Like fine art, the art of gardening is an never ending exploration. There is always something new to learn and new techniques to try. I am excited to implement some new methods of growing food in the coming years. Our goal is to grow as much healthy, organic, nutrient dense food as we can - well, all of the veggies we like. We are not creating a market garden...not yet anyway :-)
Many people are interested in growing their own food and it really is doable - you don't need a farm. You can grow in containers on a balcony or in raised beds in a city backyard. What stops a lot of people is the idea of committing tons of time and hard work. But what if it wasn't all that time consuming or that difficult???? Sound impossible?
You might wish to check out these two writers. I read One Straw Revolution last year, written in 1975 by Masanobu Fukuoka. This formally trained plant pathologist/scientist spent 65 years developing a system of natural farming that would benefit the world. This book is considered one of the founding documents of the alternative food movement. Specifically, the author teaches a common sense, do nothing technique. He did not plow, did not weed and used no agricultural chemicals or prepared fertilizers. What I enjoyed most in learning about his techniques was how after observing nature, what grew well and where, he started growing vegetables under trees! I had thought this was impossible as vegetables needs sunlight to grow, right?
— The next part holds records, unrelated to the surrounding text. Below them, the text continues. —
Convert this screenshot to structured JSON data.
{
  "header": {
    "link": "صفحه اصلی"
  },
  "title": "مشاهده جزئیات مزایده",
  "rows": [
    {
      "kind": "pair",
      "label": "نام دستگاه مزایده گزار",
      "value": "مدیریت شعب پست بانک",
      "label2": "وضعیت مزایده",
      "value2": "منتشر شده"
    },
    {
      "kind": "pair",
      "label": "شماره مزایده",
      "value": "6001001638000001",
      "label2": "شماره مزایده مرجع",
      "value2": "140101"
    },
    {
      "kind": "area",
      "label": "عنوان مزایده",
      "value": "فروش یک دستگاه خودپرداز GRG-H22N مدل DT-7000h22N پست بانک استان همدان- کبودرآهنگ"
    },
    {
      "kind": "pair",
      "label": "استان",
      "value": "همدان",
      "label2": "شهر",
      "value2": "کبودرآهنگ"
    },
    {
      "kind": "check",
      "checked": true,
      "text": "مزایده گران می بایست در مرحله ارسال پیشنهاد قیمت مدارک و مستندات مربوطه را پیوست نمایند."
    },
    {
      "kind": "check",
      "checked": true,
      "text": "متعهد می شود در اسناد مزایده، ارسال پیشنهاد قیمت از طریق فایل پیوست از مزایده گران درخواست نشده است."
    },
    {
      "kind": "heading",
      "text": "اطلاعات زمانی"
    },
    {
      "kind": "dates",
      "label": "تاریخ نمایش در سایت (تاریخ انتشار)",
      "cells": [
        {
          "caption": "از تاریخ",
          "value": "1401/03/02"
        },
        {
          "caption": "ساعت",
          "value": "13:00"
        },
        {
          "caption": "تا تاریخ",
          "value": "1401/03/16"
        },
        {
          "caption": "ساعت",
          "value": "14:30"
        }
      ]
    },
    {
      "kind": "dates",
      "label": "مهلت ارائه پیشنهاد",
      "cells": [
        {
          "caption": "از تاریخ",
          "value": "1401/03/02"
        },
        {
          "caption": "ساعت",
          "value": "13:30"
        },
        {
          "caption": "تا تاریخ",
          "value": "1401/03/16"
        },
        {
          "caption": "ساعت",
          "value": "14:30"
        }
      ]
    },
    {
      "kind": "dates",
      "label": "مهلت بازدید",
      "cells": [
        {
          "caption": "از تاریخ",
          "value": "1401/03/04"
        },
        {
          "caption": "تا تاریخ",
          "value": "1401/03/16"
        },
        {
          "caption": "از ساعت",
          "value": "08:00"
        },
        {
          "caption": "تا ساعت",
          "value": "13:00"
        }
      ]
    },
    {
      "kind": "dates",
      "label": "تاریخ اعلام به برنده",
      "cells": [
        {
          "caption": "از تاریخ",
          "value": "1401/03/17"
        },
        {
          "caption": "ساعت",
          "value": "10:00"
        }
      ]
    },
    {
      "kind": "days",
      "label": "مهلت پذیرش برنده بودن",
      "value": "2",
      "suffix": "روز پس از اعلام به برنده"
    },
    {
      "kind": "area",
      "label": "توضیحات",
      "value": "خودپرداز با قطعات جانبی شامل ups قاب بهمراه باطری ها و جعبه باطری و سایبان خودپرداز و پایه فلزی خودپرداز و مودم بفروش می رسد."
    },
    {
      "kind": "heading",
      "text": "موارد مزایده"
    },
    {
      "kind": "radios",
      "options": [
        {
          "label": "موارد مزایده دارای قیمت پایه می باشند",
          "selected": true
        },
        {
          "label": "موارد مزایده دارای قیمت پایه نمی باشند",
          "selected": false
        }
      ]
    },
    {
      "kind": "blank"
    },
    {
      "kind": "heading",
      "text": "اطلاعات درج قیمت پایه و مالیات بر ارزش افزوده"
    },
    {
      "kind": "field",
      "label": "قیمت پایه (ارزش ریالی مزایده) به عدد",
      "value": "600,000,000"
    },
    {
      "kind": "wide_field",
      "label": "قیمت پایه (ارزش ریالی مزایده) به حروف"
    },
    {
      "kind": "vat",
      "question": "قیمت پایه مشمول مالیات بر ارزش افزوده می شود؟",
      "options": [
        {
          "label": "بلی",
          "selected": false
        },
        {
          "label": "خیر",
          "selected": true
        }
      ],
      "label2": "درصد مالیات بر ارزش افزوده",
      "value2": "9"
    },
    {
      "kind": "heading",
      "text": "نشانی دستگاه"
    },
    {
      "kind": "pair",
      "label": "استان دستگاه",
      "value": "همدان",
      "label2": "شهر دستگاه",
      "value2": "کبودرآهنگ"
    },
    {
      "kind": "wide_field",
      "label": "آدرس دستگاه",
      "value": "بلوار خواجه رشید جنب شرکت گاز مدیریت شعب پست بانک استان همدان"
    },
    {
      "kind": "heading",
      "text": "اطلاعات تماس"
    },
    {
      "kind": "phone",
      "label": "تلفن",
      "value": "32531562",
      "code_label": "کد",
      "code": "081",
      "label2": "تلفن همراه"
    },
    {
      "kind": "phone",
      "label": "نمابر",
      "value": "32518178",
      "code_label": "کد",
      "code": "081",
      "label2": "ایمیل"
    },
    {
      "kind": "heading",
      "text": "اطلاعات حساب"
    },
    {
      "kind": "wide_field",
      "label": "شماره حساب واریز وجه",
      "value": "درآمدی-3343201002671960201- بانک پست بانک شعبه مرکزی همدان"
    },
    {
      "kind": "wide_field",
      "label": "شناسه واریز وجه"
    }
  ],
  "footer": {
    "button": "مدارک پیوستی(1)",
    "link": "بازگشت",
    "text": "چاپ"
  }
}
But after reading his book, I am inspired to grow food in and around my fruit trees.
For a lighter take on the whole subject I have another author to recommend. (Mr. Fukuoka's book was translated into English and it does deal with a lot of Japanese gardening stuff that isn't so applicable, i.e. the climate is different and I am not growing rice crops, but it is still worth reading to get the gist of his philosophies) The next wise soul is, Ruth Stout, who lived from 1884 until 1980. She lived in cities until she was 45 and then following an unexpected move to the country she tried her hand at gardening. She planted her first garden in the spring of 1930 and for many years she used conventional methods. Tired of waiting for her hired plow man to come one spring she stumbled upon a method of garden that has revolutionized the way many of us think about growing food. After adopting her new method, Ruth said, "I never plow, spade, sow a cover crop, harrow, hoe, cultivate, weed, water or irrigate or spray." Sounds very appealing to me. Her method? Year round mulch. Of course if you don't have access to barn muck, mulch can be anything from spoiled or regular hay, straw, leaves, pine needles, sawdust and vegetable matter. Anyone can do this. Even into her late 80s, Ruth continued to grow a years worth of food for two people, doing the work entirely by herself. Ruth's books are a fun read. I have checked out a couple from the library and I am currently reading 'How to Have a Green Thumb Without an Aching Back'. Next up is her book entitled 'Gardening Without Work: For the Aging, the Busy and the Indolent'. Love that title! Do try to find her youtube videos. Sometimes her videos disappear due to copyright issues but there is one interview currently still available. She is a hoot. I have learned that she used to garden in the nude as she liked the feel of the air on her body, to which I wonder, does Connecticut not have bugs and what about a sun burn? Regardless, I am keeping my clothes on.
Here is what the Christmas trees look like after the goats are done. Notice the stripped bark - we have beaver goats! Eventually, what is left of the trees shall become firewood. The lad on the right is Noah's twin brother, Keeah. His Charlie Chaplin moustache markings are stains from 'beavering' away at the tree trunks. The goats never cease to surprise me.